TREC Temporal Summarization 2014 (TREC-TS-2014F)

This corpus is a filtered version of the full TREC StreamCorpus generated for the KBA track. It is is designed for use by participants of the 2014 TREC-TS track, this version is not suitable for TREC KBA participants. TREC-TS-2014F aims to provide a dataset with which groups can participate in the TREC-TS track without having to process the full KBA corpus. The creation of this dataset is described below.

The TREC-TS-2014F dataset is a filtered version of the KBA 2014 corpus. It is stored in the same format, follows the same file structure (ordered into per-hour folders) and is encrypted with the same GPG key (see above). To create this corpus, two levels of filtering were performed. First, any documents that were published out-with the time periods of the 15 events from the TREC-TS 2014 track topics were removed, i.e. only documents with timestamps between the start and end tag for one or more TREC-TS 2014 topics were kept. Second, we filtered the remaining documents, keeping only those which were likely to contain one or more relevant sentences to an event. This filtering was performed as follows:

  1. For each hour within the time period of each event, all documents from the KBA 2014 corpus that were published within that hour were indexed using the open source Terrier IR platform v4.0 (see terrier.org). The title of each document (if available), and any text within the body sentences were indexed. Terrier's stopword list and Porter stemming were applied.
  2. The TREC organisers manually identified a set of queries representing the topics of interest relating to each of the 15 events, creating event-query pairs. (These will not be released until after the final submission of runs)
  3. For each event-query pair, Terrier was used to retrieve the top 1000 documents for each query incrementally from each hour index (for the hours belonging to the associated event). The retrieval model used was BM25 with default parameters. In this way, we aim to create a high-recall set of documents for participants of summarise each event from.
  4. Documents that were not retrieved for one or more queries were then filtered out, forming the final TREC-TS-2014F dataset.

Collection Statistics

General

Property KBA 2014 TREC-TS-2014F
Size on Disk ~16,100Gb 559Gb
# Chunk Files 2,677,758 650,980

Streams

Stream # KBA 2014 Files # TREC-TS-2014F Files
CLASSIFIED 45,848 5,251
linking 12,939 1,115
FORUM 109,567 19,439
MAINSTREAM_NEWS 213,704 38,491
MEMETRACKER 5,167 115
news 280,665 101,636
REVIEW 13,761 215
social 826,251 236,767
WEBLOG 1,264,605 247,951
arxiv 11,851 0

Downloading the corpus

As with the KBA 2014 corpus, a free version of TREC-TS-2014F is hosted by Amazon Web Services. It now available, you can browse it here streamcorpus-2014-v0_3_0-ts-filtered

The list of all file paths is streamcorpus-2014-v0_3_0-ts-filtered.s3-paths.txt.xz

For linux users, you can download the corpus using the following command sequence from a bash terminal.
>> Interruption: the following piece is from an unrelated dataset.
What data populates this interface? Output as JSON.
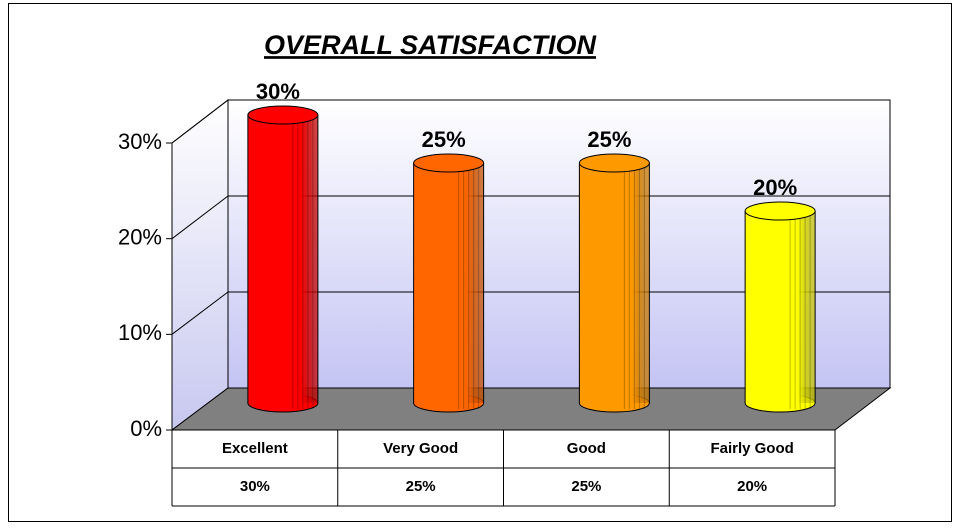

  1. wget http://s3.amazonaws.com/aws-publicdatasets/trec/ts/streamcorpus-2014-v0_3_0-ts-filtered.s3-paths.txt.xz;
  2. xz --decompress streamcorpus-2014-v0_3_0-ts-filtered.s3-paths.txt.xz;
  3. cat streamcorpus-2014-v0_3_0-ts-filtered.s3-paths.txt | cut -d ':' -f3 | sed 's/\/\//:\/\/s3.amazonaws.com\//g' | parallel -j 10 'wget --recursive --continue --no-host-directories --no-parent --reject "index.html*" http{}';